In the autumn of 2002, members of an Islamist terrorist group detonated three bombs in a tourist district on the Indonesian island of Bali. Hundreds were injured and 202 were killed, including seven Americans.
"The Paradise Guest House," local author Ellen Sussman's latest novel, follows the lives of several fictional characters who've been irreparably impacted by the Balinese nightclub bombings.
For much of the novel, the leading protagonist is Jamie, a 32-year-old Californian who works as an adventure guide for a Berkeley-based travel company. Jamie was visiting Bali with her Chilean boyfriend, scouting out potential tour opportunities, when she was caught up in the terrorist attacks. After risking her life to help fellow victims and suffering injury, she was rescued by Gabe, an American ex-pat, and the two quickly formed a strong bond, only to lose each other soon after. One year later, Jamie, still traumatized by her experience, returns to Bali to seek closure, attend a memorial ceremony, confront her haunting memories and, she hopes, find Gabe.
In flashbacks, the reader learns of Jamie's childhood in Palo Alto (including references to local establishments such as the Stanford Park Hotel); how her father installed in her a love of adventure and then abandoned the family, leaving Jamie unwilling or unable to settle down; her overprotective but loving mother; her dissolving relationship with her beau, the doomed Miguel; and her close paternal relationship to her boss, Larson. When the book switches back to the present, Jamie meets her kindly Balinese host Nyoman (the owner of the titular guest house), who also suffered greatly in the attacks of the previous year, as well as the mischievous urchin Bambang, both of whom will help her make her peace with the stunningly beautiful but now tragedy-tainted island.
Midway through, the book's perspective shifts to that of Gabe.
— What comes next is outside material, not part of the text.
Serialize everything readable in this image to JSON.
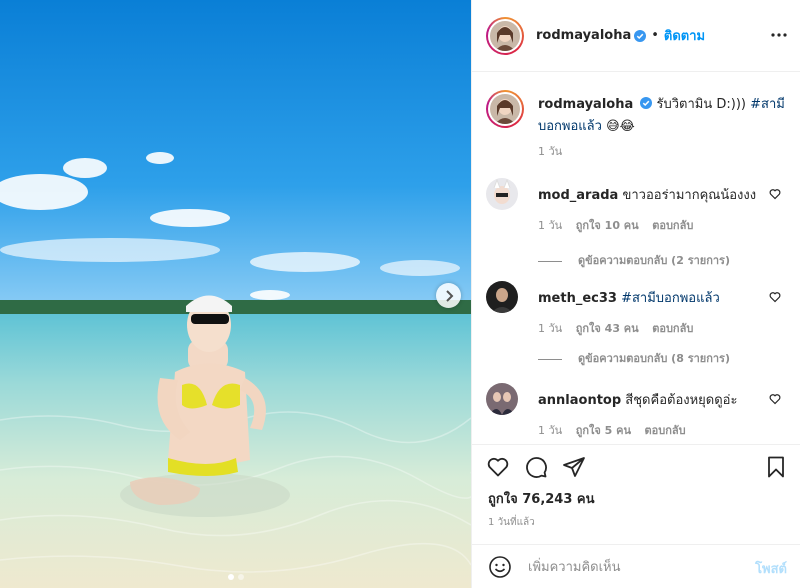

In a similar mix of flashback and contemporary narrative we discover Gabe's history as a Boston journalist and how family grief led him to leave the U.S. for a relaxed life as an elementary school teacher in Bali. Though he's closed off his heart due to his past losses, and Jamie's plagued by guilt over her survival in the face of others' deaths, the two find their defenses dropping as their connection deepens.
"The Paradise Guest House," with its blend of romance, adventure, action and history, could easily work as a motion picture, so don't be surprised to see it someday at a theater near you.
Sussman is an effective writer who keeps the plot developing at a quick pace. When (spoiler alert) Jamie and Gabe finally have their long-awaited reunion the emotional payoff is sweet. Her dialogue is occasionally clunky, especially when an Indonesian is comparing Balinese and Western culture, but on the whole the book is a pleasure to devour easily in a short period of time. It feels a bit wrong to use words such as "pleasure," "beach book" and so forth when the story deals with such tragic true events but, strange though it may seem, the gripping story nonetheless will make excellent summer reading.
It is to Sussman's credit that a book about a traveler's trip gone so very wrong still made me wish to travel to Bali. She captures Jamie's adventurous spirit and wanderlust and paints an affectionate picture of Bali as a place, though troubled by corruption, poverty and Western exploitation, well worthy of investigation.
At its heart, "The Paradise Guest House" is a lovely little novel about human connection in the face of humanity at its very worst. Since the bombings in Bali happened relatively quickly on the heels of the massive Sept. 11, 2001, attacks and on the other side of the world, American readers may not remember or know much of the events, and the novel serves as a poignant tribute and reminder to the lives lost and/or damaged in this faraway not-quite paradise.